Hiergegen erhob die Bf Vb und rügte insbesondere einen Verstoß gegen die Rechtsweggarantie (Art. 19 Abs. 4 GG). Das Urteil des OVG von September 1996 habe bei Stellung des Zulassungsantrags noch nicht vorgelegen. Das OVG hätte deshalb die angestrebte Grundsatzberufung wegen der abweichenden Auffassung des VG in eine Divergenzberufung umdeuten müssen. Die Bf sei willkürlich nur deshalb um ihr Asylrecht gebracht worden, weil das OVG zufällig einen anderen Fall mit derselben grundsätzlichen Bedeutung ausgewählt habe.

II.

Die 1. Kammer des Zweiten Senats hat der Bf Recht gegeben. Die Vb ist offensichtlich begründet.

Die Kammer führt u.a. aus:

Im Hinblick auf Art. 19 Abs. 4 GG darf ein Gericht nicht durch übermäßig strenge Handhabung verfahrensrechtlicher Vorschriften den Anspruch auf gerichtliche Durchsetzung des materiellen Rechts unzumutbar verkürzen. Auch ein Rechtsmittelgericht darf ein von der jeweiligen Rechtsordnung eröffnetes Rechtsmittel daher nicht ineffektiv machen und für den Bf "leer laufen" lassen.

Diesen Anforderungen genügt der Beschluss des OVG nicht. Es hätte die Grundsatzberufung in eine Divergenzberufung umdeuten müssen. Denn im Zeitpunkt seiner Beschlussfassung hatte das OVG in einem anderen Verfahren bereits entschieden, dass eine hinreichende Verfolgungssicherheit nicht erst bei Einleitung landesweiter Fahndungsmaßnahmen zu verneinen sei, sondern bereits bei einem bloßen Verdacht der Sicherheitsbehörden am Heimatort, mit der militanten kurdischen Bewegung zu sympathisieren. Dies entspricht der Rechtsauffassung der Bf, steht jedoch der Ansicht des VG entgegen. Das Urteil des VG von Februar 1996 wich also seit September 1996 objektiv von der Rechtsprechung des OVG ab, so dass der auf grundsätzliche Bedeutung gestützte Berufungszulassungsantrag der Bf umzudeuten war.
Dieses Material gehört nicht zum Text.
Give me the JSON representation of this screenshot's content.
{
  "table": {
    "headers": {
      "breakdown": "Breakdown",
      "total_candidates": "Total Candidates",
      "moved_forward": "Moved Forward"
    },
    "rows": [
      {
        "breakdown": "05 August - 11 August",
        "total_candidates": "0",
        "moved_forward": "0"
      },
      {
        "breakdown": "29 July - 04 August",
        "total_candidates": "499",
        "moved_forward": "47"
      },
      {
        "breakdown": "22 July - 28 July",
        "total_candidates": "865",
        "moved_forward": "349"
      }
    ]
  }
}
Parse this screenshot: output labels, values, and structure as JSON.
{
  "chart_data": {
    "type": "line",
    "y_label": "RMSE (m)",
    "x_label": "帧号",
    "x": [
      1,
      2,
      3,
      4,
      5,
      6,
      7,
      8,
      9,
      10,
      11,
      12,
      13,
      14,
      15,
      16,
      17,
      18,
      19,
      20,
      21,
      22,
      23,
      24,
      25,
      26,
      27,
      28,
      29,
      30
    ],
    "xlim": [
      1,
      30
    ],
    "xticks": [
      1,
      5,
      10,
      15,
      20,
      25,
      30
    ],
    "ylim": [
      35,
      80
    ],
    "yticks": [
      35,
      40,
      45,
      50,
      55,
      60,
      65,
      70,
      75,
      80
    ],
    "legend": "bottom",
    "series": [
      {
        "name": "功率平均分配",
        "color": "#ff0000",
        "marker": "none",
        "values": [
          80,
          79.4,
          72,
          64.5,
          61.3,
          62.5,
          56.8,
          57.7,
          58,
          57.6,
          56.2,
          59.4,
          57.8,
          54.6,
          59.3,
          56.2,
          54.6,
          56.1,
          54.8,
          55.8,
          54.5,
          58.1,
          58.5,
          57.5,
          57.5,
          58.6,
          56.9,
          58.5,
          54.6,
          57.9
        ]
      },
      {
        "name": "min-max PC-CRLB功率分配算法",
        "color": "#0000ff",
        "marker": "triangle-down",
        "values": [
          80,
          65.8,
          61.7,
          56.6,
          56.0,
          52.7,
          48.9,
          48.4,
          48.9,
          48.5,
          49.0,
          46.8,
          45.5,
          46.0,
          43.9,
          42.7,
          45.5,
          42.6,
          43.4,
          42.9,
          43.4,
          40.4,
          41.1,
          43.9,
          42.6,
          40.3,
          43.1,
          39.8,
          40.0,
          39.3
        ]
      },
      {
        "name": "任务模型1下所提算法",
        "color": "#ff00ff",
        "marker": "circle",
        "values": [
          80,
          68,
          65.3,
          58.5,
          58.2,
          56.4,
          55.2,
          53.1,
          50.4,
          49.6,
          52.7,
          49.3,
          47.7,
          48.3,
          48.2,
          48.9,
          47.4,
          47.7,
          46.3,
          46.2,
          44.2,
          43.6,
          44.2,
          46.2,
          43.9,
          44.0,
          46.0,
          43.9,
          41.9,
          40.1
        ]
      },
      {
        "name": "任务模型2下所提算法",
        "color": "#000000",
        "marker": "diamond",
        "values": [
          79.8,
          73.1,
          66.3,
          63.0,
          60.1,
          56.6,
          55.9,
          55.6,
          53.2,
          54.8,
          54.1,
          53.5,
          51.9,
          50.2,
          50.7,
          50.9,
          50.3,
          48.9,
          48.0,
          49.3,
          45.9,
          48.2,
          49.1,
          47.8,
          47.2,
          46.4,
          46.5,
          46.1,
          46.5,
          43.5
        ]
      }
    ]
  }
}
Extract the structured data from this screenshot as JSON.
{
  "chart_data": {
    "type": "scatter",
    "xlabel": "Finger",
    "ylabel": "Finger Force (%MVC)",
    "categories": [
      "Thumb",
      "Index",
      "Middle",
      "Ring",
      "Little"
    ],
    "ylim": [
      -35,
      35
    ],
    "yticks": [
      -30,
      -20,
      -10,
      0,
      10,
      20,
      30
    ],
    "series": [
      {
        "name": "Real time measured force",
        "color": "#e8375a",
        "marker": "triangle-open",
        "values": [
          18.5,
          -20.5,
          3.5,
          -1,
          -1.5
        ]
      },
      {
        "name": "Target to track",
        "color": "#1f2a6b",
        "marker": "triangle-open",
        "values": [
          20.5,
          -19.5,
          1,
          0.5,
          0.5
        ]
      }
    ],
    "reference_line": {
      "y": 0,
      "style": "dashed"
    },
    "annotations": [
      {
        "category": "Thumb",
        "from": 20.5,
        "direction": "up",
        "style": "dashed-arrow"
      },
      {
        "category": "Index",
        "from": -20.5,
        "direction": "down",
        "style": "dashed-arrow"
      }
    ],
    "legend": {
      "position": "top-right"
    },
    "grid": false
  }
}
Die Sache ist zur erneuten Entscheidung an das OVG zurückverwiesen worden. Lässt es die Berufung zu, wird es Gelegenheit haben, das verwaltungsgerichtliche Urteil umfassend zu prüfen und auf Grund einer abweichenden asylrechtlichen Bewertung des Sachverhaltes ggf. abzuändern.